Dito e feito. A minha sorte é que minha mãe tinha todos os livros em casa e me deu todos. Aí fui lendo, chegando em As Horas Nuas fiquei chocada, a história de uma mulher alcoólatra, e Lygia vai a fundo na sua mente. O livro é tão profundo que vamos parar até na consciência do gato. Mas depois fui entender que não é loucura da Lygia, é uma sensibilidade, e isso é o que mais me encanta nos seus livros: a sensibilidade, a intensidade, a descoberta. Pois ela mesmo diz o que é escrever: “Com a ponta da língua pude sentir a semente apontando sob a polpa. Varei-a. O sumo ácido inundou-me a boca. Cuspi a semente: assim queria escrever, indo ao amago do amago até atingir a semente resgaurdada lá no fundo como um feto.” Depois disso fui descobrindo seus contos e veio mais encantamento. Lembro quando li “As formigas”, um conto de mistério também, com duas personagens estudantes. Meio mistério, meio terror que dá um friozinho na barriga, eu adorava essa sensação que tinha quando lia seus contos. Depois vieram outros contos que me apaixonei, “Um coração ardente, “Eu era mudo e só”, “A estrela branca”. Todos muito bonitos, alguns muito tristes, mas todos sensíveis. Nessa época, eu estava no Ensino Médio e me encantava muito as personagens, a maioria feminina. Acho que me apaixonei por todas elas. E lembro das personagens LGBTs, isso foi muito marcante pra mim, lia e relia os detalhes, com atenção, era uma época de descobertas pra mim também, e os livros da Lygia me ajudaram muito, nunca vou esquecer.

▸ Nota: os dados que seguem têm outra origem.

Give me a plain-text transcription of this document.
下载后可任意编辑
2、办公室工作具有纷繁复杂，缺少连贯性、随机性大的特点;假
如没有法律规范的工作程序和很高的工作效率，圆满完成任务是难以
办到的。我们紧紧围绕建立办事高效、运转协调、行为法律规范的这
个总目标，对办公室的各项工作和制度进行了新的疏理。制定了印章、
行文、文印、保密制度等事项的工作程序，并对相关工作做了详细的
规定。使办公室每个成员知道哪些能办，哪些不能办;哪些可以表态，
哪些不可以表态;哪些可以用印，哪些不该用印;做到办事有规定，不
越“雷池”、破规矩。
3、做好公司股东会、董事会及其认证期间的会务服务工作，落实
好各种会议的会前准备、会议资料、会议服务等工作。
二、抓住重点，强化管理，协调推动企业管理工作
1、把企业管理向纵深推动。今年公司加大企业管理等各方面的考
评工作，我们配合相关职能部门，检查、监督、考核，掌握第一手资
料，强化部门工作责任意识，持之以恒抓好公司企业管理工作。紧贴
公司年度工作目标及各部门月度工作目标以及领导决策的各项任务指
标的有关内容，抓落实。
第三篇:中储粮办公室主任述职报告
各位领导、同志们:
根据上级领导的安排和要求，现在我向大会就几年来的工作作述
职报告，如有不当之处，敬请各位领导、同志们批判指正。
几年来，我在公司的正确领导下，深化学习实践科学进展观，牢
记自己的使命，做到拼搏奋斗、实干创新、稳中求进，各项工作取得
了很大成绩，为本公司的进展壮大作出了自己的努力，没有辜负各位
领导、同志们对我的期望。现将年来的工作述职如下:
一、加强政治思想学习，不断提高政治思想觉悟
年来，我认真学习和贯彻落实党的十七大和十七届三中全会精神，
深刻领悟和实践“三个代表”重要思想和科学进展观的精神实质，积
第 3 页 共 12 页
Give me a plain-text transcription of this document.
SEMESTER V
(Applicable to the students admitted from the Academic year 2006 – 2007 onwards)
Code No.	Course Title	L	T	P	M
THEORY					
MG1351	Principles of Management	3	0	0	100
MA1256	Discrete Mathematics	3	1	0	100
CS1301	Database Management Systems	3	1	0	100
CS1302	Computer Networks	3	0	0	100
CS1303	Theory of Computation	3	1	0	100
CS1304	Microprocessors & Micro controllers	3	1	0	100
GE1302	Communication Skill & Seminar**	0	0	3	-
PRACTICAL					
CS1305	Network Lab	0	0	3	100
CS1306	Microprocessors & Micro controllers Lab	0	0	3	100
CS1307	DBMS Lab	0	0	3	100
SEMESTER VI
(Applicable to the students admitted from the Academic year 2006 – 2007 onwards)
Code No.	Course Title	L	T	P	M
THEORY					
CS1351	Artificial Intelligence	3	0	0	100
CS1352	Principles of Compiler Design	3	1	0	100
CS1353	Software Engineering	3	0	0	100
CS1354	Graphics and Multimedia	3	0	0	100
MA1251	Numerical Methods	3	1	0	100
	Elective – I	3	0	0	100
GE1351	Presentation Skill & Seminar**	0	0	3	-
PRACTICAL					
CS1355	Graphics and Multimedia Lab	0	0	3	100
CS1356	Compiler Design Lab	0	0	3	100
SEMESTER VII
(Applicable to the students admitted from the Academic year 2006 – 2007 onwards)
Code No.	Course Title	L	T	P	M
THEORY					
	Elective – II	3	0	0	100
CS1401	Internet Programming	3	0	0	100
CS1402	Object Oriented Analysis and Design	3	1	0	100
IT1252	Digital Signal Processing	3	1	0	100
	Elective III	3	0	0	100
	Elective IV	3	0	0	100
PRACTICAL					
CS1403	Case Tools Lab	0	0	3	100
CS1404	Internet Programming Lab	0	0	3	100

Quando tinha uns 16 ou 17 anos, ainda no Ensino Médio, fucei, fucei e fucei na internet até fazer a melhor das descobertas: achei o endereço da Lygia! Ela morava na rua da Consolação, pertinho da Paulista. Fiquei muito feliz e escrevi uma carta pra ela, estava próximo de seu aniversário em abril, então lembro que escrevi em uma folha de caderno uma mensagem de feliz aniversário, falando que eu gostava muito dela, dos contos e que eu gostava de escrever também, mas que tinha vergonha. Fui andando até a casa dela, não botei meu endereço nem nada, queria entregar a carta na portaria com minhas próprias mãos, porque, vai que né, extraviasse nos Correios, esse era meu pensamento na época. Cheguei lá e falei ao porteiro: “Oi, eu queria entregar uma carta para Lygia, mas não sei que andar ela mora.” “Ah, a escritora! Ela recebe muitas cartas! Vou entregar sim.” E deixei com ele. Fiquei muito feliz, foi, pra mim, um grande ápice, um grande feito, um grande momento.

Por fim, o último livro que li da Lygia, e acho que meu preferido, foi “A disciplina do amor”, um livro de memórias. Eu lia e sentia que estava a conhecendo cada vez mais, que era quase íntima. Um livro sensível, achei lindo, li mais de uma vez.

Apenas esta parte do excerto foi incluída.